You can manually calculate analytics by clicking “Calculate Analytics” on the Portfolio page. A portfolio may not have analytics for the following reasons:

  1. It is a small account. Our proprietary analytics are calculation-intensive, so they are not automatically performed on small accounts. The current threshold for a small account is $50,000 and is subject to change.

  2. The advisor (or someone else) has marked the portfolio as “Do Not Monitor.”


14. When do we use Portfolio Health Check?

  • Using Portfolio Health Check to Convert Prospects
  • Monitoring Portfolio Performance
  • Monitoring Financial Crisis


15. Do I need to run analytics every time I add or remove a security in a portfolio?


Yes, you need to run the analytics again to pull the valid data.


16.  Do you pre-populate Capital Market Assumption? 


No, we do not pre-populate the capital market assumptions; without them, the RTT will not work. However, if requested, we can enter the capital market assumptions on behalf of the client.


17. What is the formula for 80% confidence upside/downside?


We assume that returns follow a normal distribution, defined by the mean (target return) and standard deviation (target volatility). We use an 80% confidence interval, which corresponds to 1.28 standard deviations:


Upside = Target Return + 1.28 × Target Volatility
Downside = Target Return − 1.28 × Target Volatility
 


Note that this formula applies when the time period is set to one year. If it is set to six months, the values will be adjusted accordingly.


18. What does the Behavioral Impact do to the account?


Timing the market—trying to get in or out to beat the market. For example, during the downturn in 2000, when the market was declining, some investors attempted to exit. This is why the yellow line began to level off, as they sought protection while the market was falling. However, those who exited often ended up re-entering too late.

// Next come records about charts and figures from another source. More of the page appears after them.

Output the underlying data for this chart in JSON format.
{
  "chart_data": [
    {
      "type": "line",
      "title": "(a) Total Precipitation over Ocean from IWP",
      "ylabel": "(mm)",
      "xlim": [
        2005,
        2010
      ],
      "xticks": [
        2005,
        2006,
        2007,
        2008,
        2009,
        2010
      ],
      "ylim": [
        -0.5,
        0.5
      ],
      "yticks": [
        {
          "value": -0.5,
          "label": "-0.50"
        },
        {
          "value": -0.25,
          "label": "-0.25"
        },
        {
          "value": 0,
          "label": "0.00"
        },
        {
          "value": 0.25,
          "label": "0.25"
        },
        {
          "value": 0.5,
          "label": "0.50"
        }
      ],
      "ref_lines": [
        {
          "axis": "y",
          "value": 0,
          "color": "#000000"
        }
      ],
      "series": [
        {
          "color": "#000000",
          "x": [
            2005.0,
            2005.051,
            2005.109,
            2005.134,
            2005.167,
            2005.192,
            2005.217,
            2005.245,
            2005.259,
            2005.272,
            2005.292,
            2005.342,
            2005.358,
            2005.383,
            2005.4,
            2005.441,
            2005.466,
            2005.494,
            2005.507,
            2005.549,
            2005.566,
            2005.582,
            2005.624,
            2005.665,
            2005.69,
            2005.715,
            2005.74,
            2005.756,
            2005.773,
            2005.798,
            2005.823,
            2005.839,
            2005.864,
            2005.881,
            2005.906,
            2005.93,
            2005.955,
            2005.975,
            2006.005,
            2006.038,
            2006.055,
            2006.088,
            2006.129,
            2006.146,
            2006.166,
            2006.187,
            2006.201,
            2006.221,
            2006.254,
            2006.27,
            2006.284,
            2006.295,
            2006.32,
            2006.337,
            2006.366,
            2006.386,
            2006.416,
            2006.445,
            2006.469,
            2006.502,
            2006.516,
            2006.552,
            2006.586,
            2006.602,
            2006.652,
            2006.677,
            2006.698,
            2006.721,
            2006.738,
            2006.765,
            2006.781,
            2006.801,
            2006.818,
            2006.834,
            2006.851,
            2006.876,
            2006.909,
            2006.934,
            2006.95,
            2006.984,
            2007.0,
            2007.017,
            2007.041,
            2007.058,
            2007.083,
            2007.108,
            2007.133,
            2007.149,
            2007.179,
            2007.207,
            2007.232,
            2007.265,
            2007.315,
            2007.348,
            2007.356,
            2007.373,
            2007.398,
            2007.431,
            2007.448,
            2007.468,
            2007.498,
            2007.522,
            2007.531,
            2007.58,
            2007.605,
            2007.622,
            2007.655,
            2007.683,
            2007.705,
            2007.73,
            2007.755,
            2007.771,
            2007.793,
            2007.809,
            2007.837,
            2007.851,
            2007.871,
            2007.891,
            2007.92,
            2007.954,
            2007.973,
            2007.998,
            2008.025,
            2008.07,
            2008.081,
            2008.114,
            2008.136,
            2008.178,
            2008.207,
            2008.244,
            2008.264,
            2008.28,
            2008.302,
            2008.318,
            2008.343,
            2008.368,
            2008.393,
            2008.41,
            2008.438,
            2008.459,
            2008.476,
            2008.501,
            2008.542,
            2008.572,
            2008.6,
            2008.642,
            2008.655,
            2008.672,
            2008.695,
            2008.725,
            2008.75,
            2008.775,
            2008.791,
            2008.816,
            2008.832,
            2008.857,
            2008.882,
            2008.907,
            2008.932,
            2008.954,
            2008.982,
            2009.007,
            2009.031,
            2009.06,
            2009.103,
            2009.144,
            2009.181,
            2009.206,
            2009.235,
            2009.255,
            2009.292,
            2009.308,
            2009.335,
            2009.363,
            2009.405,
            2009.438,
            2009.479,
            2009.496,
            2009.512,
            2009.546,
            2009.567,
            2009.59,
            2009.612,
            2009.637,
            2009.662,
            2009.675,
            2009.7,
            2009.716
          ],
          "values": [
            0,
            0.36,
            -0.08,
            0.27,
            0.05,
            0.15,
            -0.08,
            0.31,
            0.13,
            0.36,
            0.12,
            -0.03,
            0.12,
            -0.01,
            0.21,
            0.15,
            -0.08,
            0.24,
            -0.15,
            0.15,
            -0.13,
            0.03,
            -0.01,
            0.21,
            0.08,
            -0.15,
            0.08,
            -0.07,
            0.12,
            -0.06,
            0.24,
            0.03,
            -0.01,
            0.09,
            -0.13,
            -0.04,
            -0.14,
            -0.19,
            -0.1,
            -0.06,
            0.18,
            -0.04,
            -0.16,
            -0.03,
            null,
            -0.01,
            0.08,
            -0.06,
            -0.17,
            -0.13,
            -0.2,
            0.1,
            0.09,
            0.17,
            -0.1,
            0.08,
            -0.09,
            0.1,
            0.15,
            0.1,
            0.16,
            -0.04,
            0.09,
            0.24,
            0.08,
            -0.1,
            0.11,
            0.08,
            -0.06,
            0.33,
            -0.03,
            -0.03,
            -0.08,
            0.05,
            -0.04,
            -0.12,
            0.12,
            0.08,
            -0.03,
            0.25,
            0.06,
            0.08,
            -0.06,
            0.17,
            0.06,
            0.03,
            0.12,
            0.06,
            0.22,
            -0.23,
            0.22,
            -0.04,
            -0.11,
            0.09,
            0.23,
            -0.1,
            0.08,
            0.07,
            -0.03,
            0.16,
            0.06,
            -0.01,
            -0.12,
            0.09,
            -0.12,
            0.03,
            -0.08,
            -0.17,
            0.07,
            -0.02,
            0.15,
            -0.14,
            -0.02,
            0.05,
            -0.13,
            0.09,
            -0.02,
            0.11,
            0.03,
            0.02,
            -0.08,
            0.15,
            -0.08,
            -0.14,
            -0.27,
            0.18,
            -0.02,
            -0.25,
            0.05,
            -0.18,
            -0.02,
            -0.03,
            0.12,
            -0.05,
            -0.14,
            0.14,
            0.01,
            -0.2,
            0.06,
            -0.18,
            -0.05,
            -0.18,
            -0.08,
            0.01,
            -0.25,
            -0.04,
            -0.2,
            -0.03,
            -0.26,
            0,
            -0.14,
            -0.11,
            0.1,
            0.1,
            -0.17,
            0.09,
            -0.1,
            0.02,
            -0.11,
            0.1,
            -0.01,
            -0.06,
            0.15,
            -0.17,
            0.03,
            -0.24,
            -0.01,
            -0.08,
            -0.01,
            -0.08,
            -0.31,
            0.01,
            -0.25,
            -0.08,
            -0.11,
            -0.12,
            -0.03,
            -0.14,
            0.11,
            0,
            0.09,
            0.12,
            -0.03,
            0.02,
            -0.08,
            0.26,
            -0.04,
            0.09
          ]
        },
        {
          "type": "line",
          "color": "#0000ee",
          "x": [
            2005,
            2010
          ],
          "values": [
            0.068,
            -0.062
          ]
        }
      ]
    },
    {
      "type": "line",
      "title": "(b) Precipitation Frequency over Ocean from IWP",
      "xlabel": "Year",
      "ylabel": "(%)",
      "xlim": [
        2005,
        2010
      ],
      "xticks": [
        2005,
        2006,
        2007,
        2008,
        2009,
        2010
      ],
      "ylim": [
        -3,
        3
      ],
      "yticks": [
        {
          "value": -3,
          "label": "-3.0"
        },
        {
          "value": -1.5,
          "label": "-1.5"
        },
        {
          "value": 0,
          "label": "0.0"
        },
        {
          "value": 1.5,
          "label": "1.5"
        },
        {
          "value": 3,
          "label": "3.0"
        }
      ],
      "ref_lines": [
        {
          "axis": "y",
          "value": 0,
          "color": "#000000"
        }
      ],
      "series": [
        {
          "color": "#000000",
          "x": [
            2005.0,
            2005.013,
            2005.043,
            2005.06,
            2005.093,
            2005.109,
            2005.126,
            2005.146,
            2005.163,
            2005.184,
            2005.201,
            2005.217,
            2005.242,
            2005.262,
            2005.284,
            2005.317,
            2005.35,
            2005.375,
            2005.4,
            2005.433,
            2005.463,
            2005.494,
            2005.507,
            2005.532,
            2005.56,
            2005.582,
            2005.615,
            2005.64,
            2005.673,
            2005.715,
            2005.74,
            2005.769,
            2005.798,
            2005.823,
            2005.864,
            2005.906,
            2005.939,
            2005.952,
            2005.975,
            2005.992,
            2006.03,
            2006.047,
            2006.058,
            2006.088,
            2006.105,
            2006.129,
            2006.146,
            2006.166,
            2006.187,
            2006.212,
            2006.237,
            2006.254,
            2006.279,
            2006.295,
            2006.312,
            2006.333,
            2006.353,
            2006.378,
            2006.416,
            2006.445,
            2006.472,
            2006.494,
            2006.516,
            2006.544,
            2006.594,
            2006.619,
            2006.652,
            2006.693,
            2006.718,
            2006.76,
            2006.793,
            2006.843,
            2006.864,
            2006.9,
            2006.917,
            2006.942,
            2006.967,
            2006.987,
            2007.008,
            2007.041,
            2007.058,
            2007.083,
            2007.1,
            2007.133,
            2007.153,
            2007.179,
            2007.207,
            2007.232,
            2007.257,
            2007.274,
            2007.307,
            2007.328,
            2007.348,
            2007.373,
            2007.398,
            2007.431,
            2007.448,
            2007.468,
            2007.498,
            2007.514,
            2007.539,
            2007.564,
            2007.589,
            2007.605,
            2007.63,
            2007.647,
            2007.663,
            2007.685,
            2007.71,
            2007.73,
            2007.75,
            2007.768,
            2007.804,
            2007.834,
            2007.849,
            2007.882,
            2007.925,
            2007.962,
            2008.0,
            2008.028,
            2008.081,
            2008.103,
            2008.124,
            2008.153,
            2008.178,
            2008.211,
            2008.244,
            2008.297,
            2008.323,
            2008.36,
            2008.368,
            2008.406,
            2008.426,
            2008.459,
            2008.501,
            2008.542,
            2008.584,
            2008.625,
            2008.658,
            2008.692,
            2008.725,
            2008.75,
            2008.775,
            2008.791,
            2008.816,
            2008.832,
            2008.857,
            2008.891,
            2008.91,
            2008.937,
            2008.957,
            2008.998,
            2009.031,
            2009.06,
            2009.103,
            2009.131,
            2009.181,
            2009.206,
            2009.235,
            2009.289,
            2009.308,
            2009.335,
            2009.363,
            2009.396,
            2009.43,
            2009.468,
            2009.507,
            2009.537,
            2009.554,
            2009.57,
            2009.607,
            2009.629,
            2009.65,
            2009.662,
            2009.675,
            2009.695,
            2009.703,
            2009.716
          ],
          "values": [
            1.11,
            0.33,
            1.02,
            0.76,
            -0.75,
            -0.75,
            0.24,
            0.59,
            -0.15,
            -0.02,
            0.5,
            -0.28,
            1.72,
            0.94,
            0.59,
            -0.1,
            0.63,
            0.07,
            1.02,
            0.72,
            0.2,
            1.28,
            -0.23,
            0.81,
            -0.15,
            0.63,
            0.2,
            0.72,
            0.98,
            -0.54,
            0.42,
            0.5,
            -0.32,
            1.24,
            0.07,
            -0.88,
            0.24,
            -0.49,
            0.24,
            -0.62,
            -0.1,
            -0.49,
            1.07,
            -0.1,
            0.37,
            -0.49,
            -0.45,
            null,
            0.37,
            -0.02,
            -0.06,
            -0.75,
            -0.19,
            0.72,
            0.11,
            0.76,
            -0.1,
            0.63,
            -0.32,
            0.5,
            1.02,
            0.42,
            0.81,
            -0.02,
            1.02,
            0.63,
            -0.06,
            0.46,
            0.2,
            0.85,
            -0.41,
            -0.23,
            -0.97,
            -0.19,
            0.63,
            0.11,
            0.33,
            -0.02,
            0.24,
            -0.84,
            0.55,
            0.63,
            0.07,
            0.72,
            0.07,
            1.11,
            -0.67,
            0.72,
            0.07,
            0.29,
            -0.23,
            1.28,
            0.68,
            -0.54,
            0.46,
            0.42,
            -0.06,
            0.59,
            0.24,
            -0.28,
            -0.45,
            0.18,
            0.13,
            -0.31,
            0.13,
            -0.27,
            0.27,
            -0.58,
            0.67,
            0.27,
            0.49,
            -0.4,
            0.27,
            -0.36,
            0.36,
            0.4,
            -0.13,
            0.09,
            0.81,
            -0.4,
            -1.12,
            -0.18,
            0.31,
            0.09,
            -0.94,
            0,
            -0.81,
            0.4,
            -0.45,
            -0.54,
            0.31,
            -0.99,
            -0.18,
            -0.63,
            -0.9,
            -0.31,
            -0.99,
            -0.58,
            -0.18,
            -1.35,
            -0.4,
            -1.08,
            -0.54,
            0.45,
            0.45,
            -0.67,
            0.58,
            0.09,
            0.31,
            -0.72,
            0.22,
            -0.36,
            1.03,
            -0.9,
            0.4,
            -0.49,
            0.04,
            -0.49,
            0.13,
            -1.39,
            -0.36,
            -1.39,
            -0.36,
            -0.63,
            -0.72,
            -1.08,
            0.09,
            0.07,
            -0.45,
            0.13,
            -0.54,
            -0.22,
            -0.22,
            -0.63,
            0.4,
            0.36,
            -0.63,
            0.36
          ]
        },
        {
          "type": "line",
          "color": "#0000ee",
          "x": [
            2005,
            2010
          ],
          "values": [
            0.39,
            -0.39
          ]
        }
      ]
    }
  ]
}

19. Is the behavioral impact determined by the questionnaire or this is more general?


Based on the questionnaire, we provide you with a Behavioral Risk Index. For example, if your Behavioral Risk Index is 5—which is relatively on the lower side and indicates more moderate risk—you would have a medium behavioral risk level. 


20.  Where does the Cap Mkt Assumptions come from?   


Capital Market Assumptions are derived from long-term averages. For example, if you believe the next 3–5 years will resemble a specific historical period, you can input your own assumptions. If you do not have specific assumptions, you can use—or stay close to—historical returns and historical volatility when setting your Capital Market Assumptions. 


Capital Market Assumptions appear in the Risk Tolerance Test, where the upside and downside are based on these assumptions.